Doesn't this mean that the stroke and rod ratio affect the width of the quench area during the high pressure period immediately after TDC up to 14 ATDC? A motor with a very long stroke and very short rod will have big movement (5" stroke, 1.5 ratio = .099") by 14 ATDC; how are these motors safe? Is there a point where the piston movement makes the quench area so big during the high pressure period that quench doesn't work?
Can a motor with very short stroke and long rods (quench area still very small @ 14 ATDC) get away with looser quench?
If this is so (and I can't see how else), then isn't the quench distance a function of piston movement during that period, rather than a fixed figure?
I have a feeling that there are several more factors involved here, and they may be invisble not because they're small or inconsequential, but because they work in opposite directions and mostly zero each other out, leaving only the common fixed distance range.

Please: not to be hostile in advance, I appreciate all responses, but spare us the cut-n-paste textbook PHR etc. definitions of quench.

[blownzoom440]

if i may i would like your thaughts on my quench.open chamber heads346's 95cc .100 to quench on head,.040 gasket,.060 deck height,8.3/1 8-71 w/8 to 14 lbs.any q's comments accepted.

[mike_belben]

i was under the impression (or illusion?) that detonation was a function of fuel flashpoint and chamber temps- the centrally propogated flame (pentroof 4 valve in my case) attempts to compress, heat and burn each "onion layer" of fuel one by one, prior to the outermost layers reaching their autoignition temperature conducted from the chamber walls. perhaps im wrong already.

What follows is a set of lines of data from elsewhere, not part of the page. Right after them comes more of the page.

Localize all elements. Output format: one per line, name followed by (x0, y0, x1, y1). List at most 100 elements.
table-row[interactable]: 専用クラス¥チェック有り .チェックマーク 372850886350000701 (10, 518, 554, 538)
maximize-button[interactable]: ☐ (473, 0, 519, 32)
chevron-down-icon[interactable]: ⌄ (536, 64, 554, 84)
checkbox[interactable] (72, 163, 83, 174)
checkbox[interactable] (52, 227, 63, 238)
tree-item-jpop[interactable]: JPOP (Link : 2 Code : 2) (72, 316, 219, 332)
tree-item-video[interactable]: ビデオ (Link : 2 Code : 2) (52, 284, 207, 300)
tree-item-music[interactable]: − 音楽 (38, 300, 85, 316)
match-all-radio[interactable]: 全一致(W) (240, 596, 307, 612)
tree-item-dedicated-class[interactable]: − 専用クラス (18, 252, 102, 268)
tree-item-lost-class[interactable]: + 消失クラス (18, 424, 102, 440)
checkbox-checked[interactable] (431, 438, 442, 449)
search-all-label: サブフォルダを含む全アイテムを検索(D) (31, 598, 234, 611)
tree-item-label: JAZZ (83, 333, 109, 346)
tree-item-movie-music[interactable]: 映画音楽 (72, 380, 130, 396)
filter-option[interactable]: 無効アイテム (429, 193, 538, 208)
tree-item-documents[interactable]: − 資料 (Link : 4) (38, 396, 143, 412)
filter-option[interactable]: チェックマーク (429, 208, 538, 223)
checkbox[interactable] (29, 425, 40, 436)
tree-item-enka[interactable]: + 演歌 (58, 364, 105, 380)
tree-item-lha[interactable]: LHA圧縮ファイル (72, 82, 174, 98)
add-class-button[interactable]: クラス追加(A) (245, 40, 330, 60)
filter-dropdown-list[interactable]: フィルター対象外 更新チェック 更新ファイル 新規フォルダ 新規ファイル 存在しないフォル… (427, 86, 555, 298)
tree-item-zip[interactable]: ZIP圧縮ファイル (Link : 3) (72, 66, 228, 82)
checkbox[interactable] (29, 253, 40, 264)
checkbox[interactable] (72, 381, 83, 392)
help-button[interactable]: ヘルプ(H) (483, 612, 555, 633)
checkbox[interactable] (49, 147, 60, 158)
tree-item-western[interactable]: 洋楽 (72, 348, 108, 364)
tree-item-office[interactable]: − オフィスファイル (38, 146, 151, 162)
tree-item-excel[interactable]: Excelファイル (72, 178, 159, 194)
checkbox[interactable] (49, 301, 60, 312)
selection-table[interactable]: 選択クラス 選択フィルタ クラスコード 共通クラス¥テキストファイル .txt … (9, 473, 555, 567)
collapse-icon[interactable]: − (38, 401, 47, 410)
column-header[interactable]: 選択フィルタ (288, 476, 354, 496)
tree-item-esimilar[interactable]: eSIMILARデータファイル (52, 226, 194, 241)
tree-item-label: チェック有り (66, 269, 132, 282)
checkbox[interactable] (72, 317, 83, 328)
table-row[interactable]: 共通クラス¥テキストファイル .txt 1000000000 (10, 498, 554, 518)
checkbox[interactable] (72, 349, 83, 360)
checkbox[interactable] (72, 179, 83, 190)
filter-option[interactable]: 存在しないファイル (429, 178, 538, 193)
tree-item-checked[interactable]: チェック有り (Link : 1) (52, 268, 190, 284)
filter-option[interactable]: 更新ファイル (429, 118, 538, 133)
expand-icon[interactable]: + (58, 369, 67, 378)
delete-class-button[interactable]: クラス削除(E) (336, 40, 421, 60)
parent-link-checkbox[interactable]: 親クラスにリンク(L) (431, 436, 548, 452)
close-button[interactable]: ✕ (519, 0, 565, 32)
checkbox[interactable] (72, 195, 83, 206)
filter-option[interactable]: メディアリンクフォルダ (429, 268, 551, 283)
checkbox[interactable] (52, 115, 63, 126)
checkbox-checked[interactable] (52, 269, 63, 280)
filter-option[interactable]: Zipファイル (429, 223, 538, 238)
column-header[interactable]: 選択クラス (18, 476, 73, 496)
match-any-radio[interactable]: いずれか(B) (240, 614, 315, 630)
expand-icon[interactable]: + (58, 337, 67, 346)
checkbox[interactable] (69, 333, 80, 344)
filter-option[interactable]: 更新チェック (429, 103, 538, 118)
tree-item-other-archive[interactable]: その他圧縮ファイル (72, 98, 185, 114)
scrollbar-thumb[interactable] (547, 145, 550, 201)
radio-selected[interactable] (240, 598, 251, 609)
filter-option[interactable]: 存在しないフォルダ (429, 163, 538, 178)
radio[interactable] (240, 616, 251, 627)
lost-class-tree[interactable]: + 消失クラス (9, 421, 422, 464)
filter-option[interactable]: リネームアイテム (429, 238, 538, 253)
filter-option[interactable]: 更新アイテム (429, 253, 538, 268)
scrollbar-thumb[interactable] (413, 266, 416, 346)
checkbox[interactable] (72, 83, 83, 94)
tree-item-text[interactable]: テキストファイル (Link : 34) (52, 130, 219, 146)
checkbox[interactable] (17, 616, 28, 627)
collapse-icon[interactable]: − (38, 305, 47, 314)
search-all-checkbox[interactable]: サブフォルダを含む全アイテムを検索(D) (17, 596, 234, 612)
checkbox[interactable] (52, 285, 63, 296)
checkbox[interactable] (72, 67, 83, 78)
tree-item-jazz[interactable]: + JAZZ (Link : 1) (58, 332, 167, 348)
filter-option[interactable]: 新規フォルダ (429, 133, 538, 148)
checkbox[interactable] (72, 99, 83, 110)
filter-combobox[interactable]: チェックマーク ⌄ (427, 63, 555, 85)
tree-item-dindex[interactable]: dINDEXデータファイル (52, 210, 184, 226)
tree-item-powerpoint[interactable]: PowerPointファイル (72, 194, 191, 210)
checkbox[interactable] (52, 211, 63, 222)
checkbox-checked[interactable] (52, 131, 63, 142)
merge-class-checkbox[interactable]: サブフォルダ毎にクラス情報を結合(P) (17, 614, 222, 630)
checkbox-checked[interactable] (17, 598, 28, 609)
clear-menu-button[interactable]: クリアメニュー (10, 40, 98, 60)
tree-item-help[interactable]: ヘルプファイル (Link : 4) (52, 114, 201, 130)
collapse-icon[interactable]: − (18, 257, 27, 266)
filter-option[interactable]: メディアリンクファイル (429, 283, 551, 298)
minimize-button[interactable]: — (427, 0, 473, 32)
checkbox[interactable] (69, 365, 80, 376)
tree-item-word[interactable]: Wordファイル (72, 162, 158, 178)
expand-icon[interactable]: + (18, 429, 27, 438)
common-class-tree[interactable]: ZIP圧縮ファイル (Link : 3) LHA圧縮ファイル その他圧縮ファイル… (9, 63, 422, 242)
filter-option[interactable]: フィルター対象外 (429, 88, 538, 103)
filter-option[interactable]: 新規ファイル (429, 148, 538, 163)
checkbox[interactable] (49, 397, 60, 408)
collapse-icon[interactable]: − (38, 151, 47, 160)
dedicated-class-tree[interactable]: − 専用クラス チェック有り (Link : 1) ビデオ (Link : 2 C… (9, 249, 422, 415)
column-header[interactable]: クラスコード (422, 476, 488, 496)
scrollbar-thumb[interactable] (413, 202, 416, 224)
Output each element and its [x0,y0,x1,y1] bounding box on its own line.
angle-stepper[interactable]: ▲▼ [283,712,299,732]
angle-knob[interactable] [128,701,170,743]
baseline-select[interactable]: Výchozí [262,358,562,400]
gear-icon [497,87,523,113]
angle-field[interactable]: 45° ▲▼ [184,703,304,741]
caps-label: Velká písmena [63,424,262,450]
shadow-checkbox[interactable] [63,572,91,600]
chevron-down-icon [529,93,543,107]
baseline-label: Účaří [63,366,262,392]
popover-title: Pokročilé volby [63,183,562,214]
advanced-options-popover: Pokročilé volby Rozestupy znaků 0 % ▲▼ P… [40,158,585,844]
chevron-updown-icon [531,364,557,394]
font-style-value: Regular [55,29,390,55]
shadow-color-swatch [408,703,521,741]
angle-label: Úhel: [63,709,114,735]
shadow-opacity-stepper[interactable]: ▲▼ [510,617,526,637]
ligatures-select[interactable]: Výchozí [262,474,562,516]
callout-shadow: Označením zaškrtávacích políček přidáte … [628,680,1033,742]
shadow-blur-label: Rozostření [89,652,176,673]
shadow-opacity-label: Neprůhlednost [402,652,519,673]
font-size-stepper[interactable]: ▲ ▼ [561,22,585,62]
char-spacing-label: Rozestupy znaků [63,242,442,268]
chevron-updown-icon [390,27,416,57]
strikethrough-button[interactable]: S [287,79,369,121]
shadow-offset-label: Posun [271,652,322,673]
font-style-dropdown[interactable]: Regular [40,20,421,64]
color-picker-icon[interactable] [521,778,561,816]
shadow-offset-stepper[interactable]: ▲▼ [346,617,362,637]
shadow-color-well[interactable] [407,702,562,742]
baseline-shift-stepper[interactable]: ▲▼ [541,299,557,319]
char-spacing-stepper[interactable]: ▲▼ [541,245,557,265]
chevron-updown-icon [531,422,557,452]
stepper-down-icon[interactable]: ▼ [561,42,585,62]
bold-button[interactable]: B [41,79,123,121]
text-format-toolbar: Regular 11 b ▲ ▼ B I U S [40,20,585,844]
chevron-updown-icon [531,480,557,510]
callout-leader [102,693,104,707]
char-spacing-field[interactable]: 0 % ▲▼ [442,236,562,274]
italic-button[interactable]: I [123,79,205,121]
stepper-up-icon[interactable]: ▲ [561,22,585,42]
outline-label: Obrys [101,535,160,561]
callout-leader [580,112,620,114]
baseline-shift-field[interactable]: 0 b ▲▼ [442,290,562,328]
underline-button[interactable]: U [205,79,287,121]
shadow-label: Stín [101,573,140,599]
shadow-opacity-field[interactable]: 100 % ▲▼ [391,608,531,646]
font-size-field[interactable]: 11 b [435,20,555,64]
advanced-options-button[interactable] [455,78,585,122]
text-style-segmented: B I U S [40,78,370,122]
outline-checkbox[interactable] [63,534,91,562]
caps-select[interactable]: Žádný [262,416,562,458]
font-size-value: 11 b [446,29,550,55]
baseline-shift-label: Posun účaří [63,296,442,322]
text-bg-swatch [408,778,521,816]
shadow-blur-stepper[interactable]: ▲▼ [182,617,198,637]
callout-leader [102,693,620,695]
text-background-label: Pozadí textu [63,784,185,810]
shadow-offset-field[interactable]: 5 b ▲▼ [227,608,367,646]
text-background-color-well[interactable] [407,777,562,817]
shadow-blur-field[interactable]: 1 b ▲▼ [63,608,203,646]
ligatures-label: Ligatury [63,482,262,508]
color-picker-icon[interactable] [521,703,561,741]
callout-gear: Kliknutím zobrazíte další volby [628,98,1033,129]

i assume the process is dependant on pressure rise and chamber volume nearing peak pressure. it seems as though low rod ratio engines have a rapidly growing chamber volume that may reduce/slow this heating effect (lower chamber psi= lower temp) in the outer "rings," therefore more forgiving in terms of autoignition. most sources i have seen agree that increased rpms reduce detonation due to a shorter period of time per cycle. i assume the time was a factor in the fuels tendency to "heatsoak"